Bisnis.com, JAKARTA — Penerbitan Samurai Bond menjadi salah satu opsi pemerintah untuk memenuhi target penerbitan surat utang di kuartal II/2021. Analis menilai opsi ini menarik sebagai bagian diversifikasi.
Dalam laporan eksekutif Direktorat Jenderal Pengelolaan Pembiayaan dan Risiko (DJPPR) Kementerian Keuangan, pemerintah mematok target pengadaan utang melalui instrumen surat utang negara (SUN) Rp194,6 triliun, salah satunya melalui penerbitan Samurai Bond.
Head of Economic Research Pefindo Fikri C. Permana mengatakan pemerintah memiliki target penerbitan surat utang yang harus dipenuhi dan obligasi dalam mata uang asing dapat menjadi diversifikasi yang menarik bagi pasar, khususnya investor global.
“Di awal tahun kan sudah menerbitkan USD dan Euro, jadi mungkin sudah waktunya juga diversifikasi dengan melakukan penerbitan dalam mata uang lain. Apalagi tenor Samurai Bond biasanya lebih panjang,” tutur Fikri ketika dihubungi Bisnis, Rabu (19/5/2021).
Lebih lanjut, Fikri mengatakan saat ini nilai tukar rupiah relatif sedang stabil sehingga tidak ada salahnya menerbitkan SUN dalam denominasi asing seperti yen Jepang, apalagi dari sisi yield Jepang juga lebih rendah dibandingkan Indonesia sehingga cost of fund juga bisa ditekan.

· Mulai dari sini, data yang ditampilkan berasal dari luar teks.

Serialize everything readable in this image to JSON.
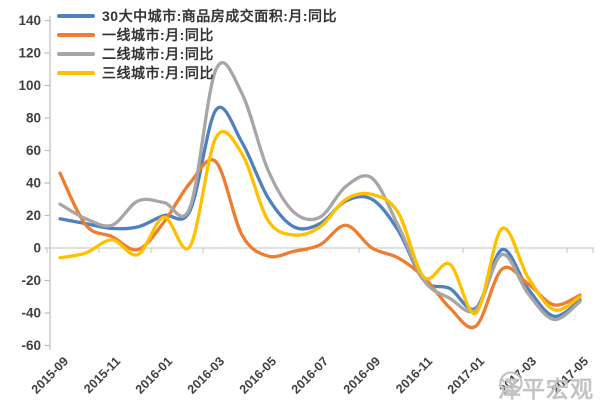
{
  "chart_data": {
    "type": "line",
    "title": "",
    "xlabel": "",
    "ylabel": "",
    "ylim": [
      -60,
      140
    ],
    "y_ticks": [
      140,
      120,
      100,
      80,
      60,
      40,
      20,
      0,
      -20,
      -40,
      -60
    ],
    "grid": false,
    "legend_position": "top-left",
    "x": [
      "2015-09",
      "2015-10",
      "2015-11",
      "2015-12",
      "2016-01",
      "2016-02",
      "2016-03",
      "2016-04",
      "2016-05",
      "2016-06",
      "2016-07",
      "2016-08",
      "2016-09",
      "2016-10",
      "2016-11",
      "2016-12",
      "2017-01",
      "2017-02",
      "2017-03",
      "2017-04",
      "2017-05"
    ],
    "x_axis_labels": [
      "2015-09",
      "2015-11",
      "2016-01",
      "2016-03",
      "2016-05",
      "2016-07",
      "2016-09",
      "2016-11",
      "2017-01",
      "2017-03",
      "2017-05"
    ],
    "series": [
      {
        "name": "30大中城市:商品房成交面积:月:同比",
        "color": "#4E81BD",
        "values": [
          18,
          15,
          12,
          13,
          20,
          23,
          85,
          65,
          31,
          13,
          15,
          29,
          30,
          11,
          -20,
          -25,
          -37,
          -1,
          -25,
          -42,
          -32
        ]
      },
      {
        "name": "一线城市:月:同比",
        "color": "#ED7D31",
        "values": [
          46,
          14,
          7,
          -1,
          16,
          40,
          53,
          8,
          -5,
          -2,
          2,
          14,
          0,
          -6,
          -18,
          -37,
          -48,
          -13,
          -22,
          -35,
          -29
        ]
      },
      {
        "name": "二线城市:月:同比",
        "color": "#A6A6A6",
        "values": [
          27,
          18,
          14,
          29,
          28,
          25,
          110,
          95,
          48,
          22,
          19,
          38,
          43,
          14,
          -20,
          -31,
          -38,
          -4,
          -28,
          -44,
          -33
        ]
      },
      {
        "name": "三线城市:月:同比",
        "color": "#FFC000",
        "values": [
          -6,
          -3,
          5,
          -4,
          19,
          1,
          68,
          58,
          17,
          8,
          13,
          30,
          33,
          22,
          -18,
          -10,
          -40,
          12,
          -18,
          -38,
          -30
        ]
      }
    ],
    "axis_color": "#bfbfbf"
  },
  "watermark": {
    "text": "泽平宏观"
  }
}
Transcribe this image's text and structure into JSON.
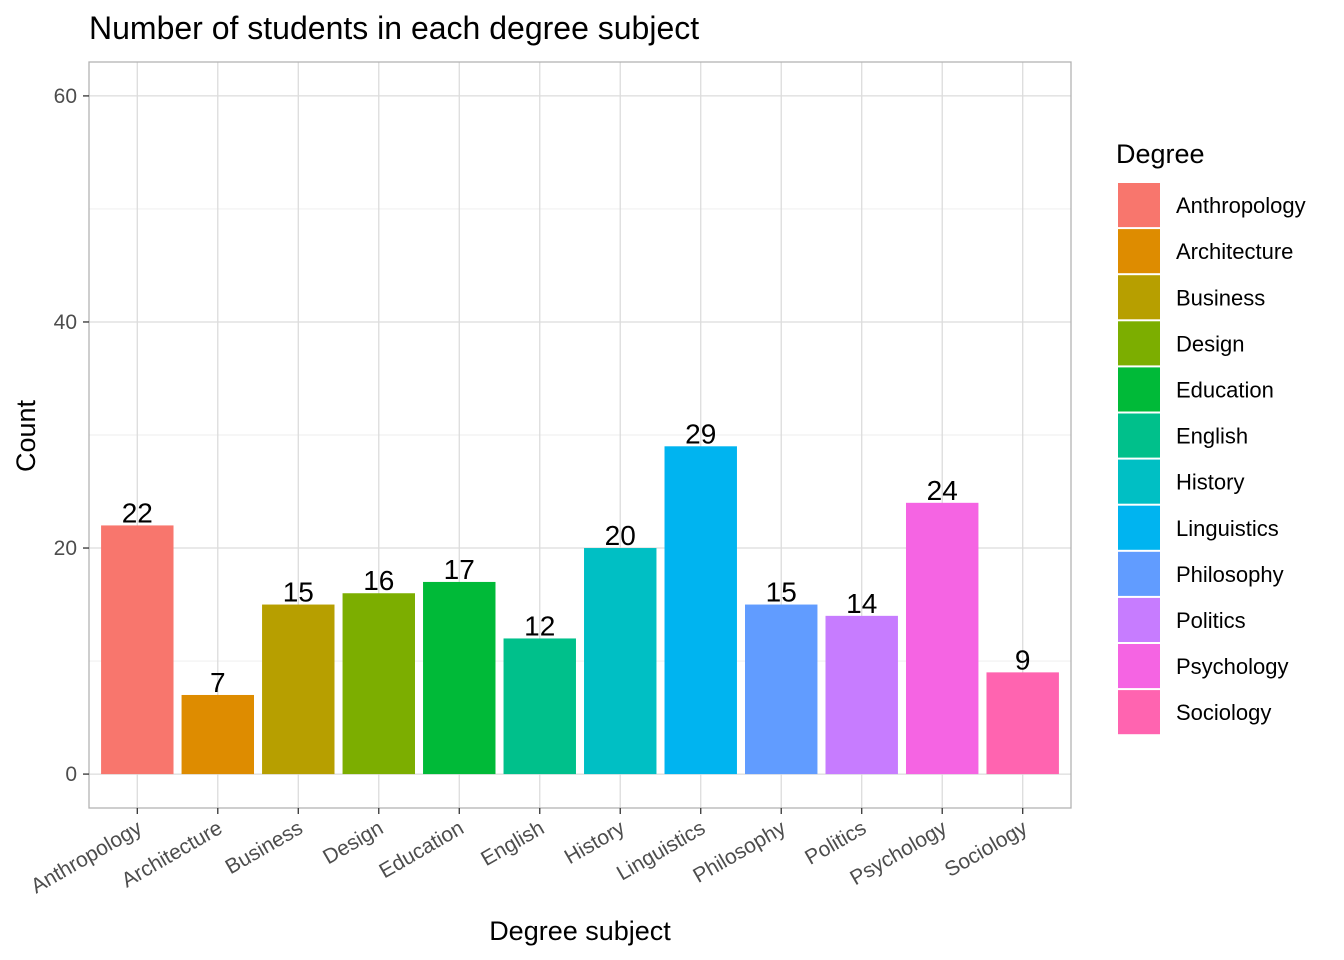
{
  "chart_data": {
    "type": "bar",
    "title": "Number of students in each degree subject",
    "xlabel": "Degree subject",
    "ylabel": "Count",
    "categories": [
      "Anthropology",
      "Architecture",
      "Business",
      "Design",
      "Education",
      "English",
      "History",
      "Linguistics",
      "Philosophy",
      "Politics",
      "Psychology",
      "Sociology"
    ],
    "values": [
      22,
      7,
      15,
      16,
      17,
      12,
      20,
      29,
      15,
      14,
      24,
      9
    ],
    "colors": [
      "#F8766D",
      "#DE8C00",
      "#B79F00",
      "#7CAE00",
      "#00BA38",
      "#00C08B",
      "#00BFC4",
      "#00B4F0",
      "#619CFF",
      "#C77CFF",
      "#F564E3",
      "#FF64B0"
    ],
    "ylim": [
      -3,
      63
    ],
    "yticks": [
      0,
      20,
      40,
      60
    ],
    "grid": true,
    "legend": {
      "title": "Degree",
      "position": "right",
      "entries": [
        "Anthropology",
        "Architecture",
        "Business",
        "Design",
        "Education",
        "English",
        "History",
        "Linguistics",
        "Philosophy",
        "Politics",
        "Psychology",
        "Sociology"
      ]
    }
  }
}
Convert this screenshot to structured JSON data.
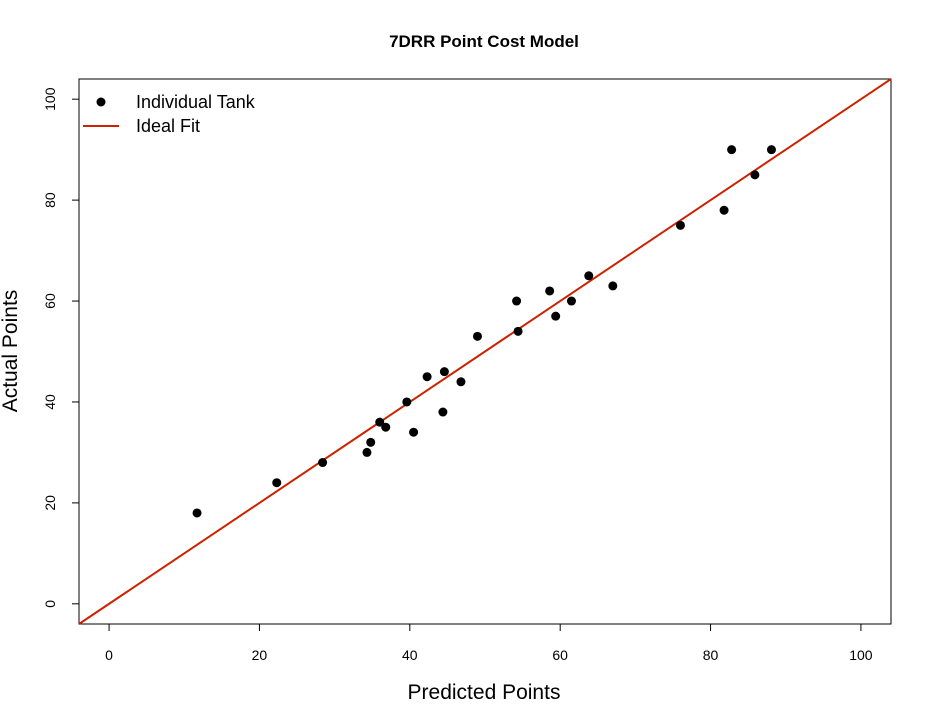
{
  "chart_data": {
    "type": "scatter",
    "title": "7DRR Point Cost Model",
    "xlabel": "Predicted Points",
    "ylabel": "Actual Points",
    "xlim": [
      -4,
      104
    ],
    "ylim": [
      -4,
      104
    ],
    "x_ticks": [
      0,
      20,
      40,
      60,
      80,
      100
    ],
    "y_ticks": [
      0,
      20,
      40,
      60,
      80,
      100
    ],
    "x_tick_labels": [
      "0",
      "20",
      "40",
      "60",
      "80",
      "100"
    ],
    "y_tick_labels": [
      "0",
      "20",
      "40",
      "60",
      "80",
      "100"
    ],
    "series": [
      {
        "name": "Individual Tank",
        "kind": "points",
        "color": "#000000",
        "points": [
          {
            "x": 11.7,
            "y": 18
          },
          {
            "x": 22.3,
            "y": 24
          },
          {
            "x": 28.4,
            "y": 28
          },
          {
            "x": 34.3,
            "y": 30
          },
          {
            "x": 34.8,
            "y": 32
          },
          {
            "x": 36.0,
            "y": 36
          },
          {
            "x": 36.8,
            "y": 35
          },
          {
            "x": 39.6,
            "y": 40
          },
          {
            "x": 40.5,
            "y": 34
          },
          {
            "x": 42.3,
            "y": 45
          },
          {
            "x": 44.4,
            "y": 38
          },
          {
            "x": 44.6,
            "y": 46
          },
          {
            "x": 46.8,
            "y": 44
          },
          {
            "x": 49.0,
            "y": 53
          },
          {
            "x": 54.2,
            "y": 60
          },
          {
            "x": 54.4,
            "y": 54
          },
          {
            "x": 58.6,
            "y": 62
          },
          {
            "x": 59.4,
            "y": 57
          },
          {
            "x": 61.5,
            "y": 60
          },
          {
            "x": 63.8,
            "y": 65
          },
          {
            "x": 67.0,
            "y": 63
          },
          {
            "x": 76.0,
            "y": 75
          },
          {
            "x": 81.8,
            "y": 78
          },
          {
            "x": 82.8,
            "y": 90
          },
          {
            "x": 85.9,
            "y": 85
          },
          {
            "x": 88.1,
            "y": 90
          }
        ]
      },
      {
        "name": "Ideal Fit",
        "kind": "line",
        "color": "#cc2200",
        "intercept": 0,
        "slope": 1
      }
    ],
    "legend": {
      "position": "top-left",
      "entries": [
        {
          "label": "Individual Tank",
          "marker": "point",
          "color": "#000000"
        },
        {
          "label": "Ideal Fit",
          "marker": "line",
          "color": "#cc2200"
        }
      ]
    },
    "grid": false
  }
}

Dari sisi penyerapan, Fikri menilai Jepang merupakan salah satu pasar yang menjanjikan dengan pembeli antara lain dari dana pensiun atau pension fund Jepang dan Japan Bank of International Cooperation (JIBC).
Baca Juga
“Terlepas ada tidaknya pandemi pension fund jepang sangat mencari yield negara-negara yang paling kompetitif, bisa dapat kupon positif saja sudah bagus dibanding [yield] di negara mereka negatif.
Akan tetapi, dia juga menggarisbawahi agar adanya keseimbangan dalam diversifikasi surat utang yang diterbitkan agar tidak berat (overweight) di salah satu denominasi asing untuk menghindari risiko kurs di masa mendatang.
“Kalau terlalu overweight di instrumen tertentu tentu kurang baik karena bisa ada beban mata uang, jika saat jatuh tempo nanti mata uangnya sulit di Indonesia, tentu sebagai issuer akan kesusahan,” pungkas Fikri.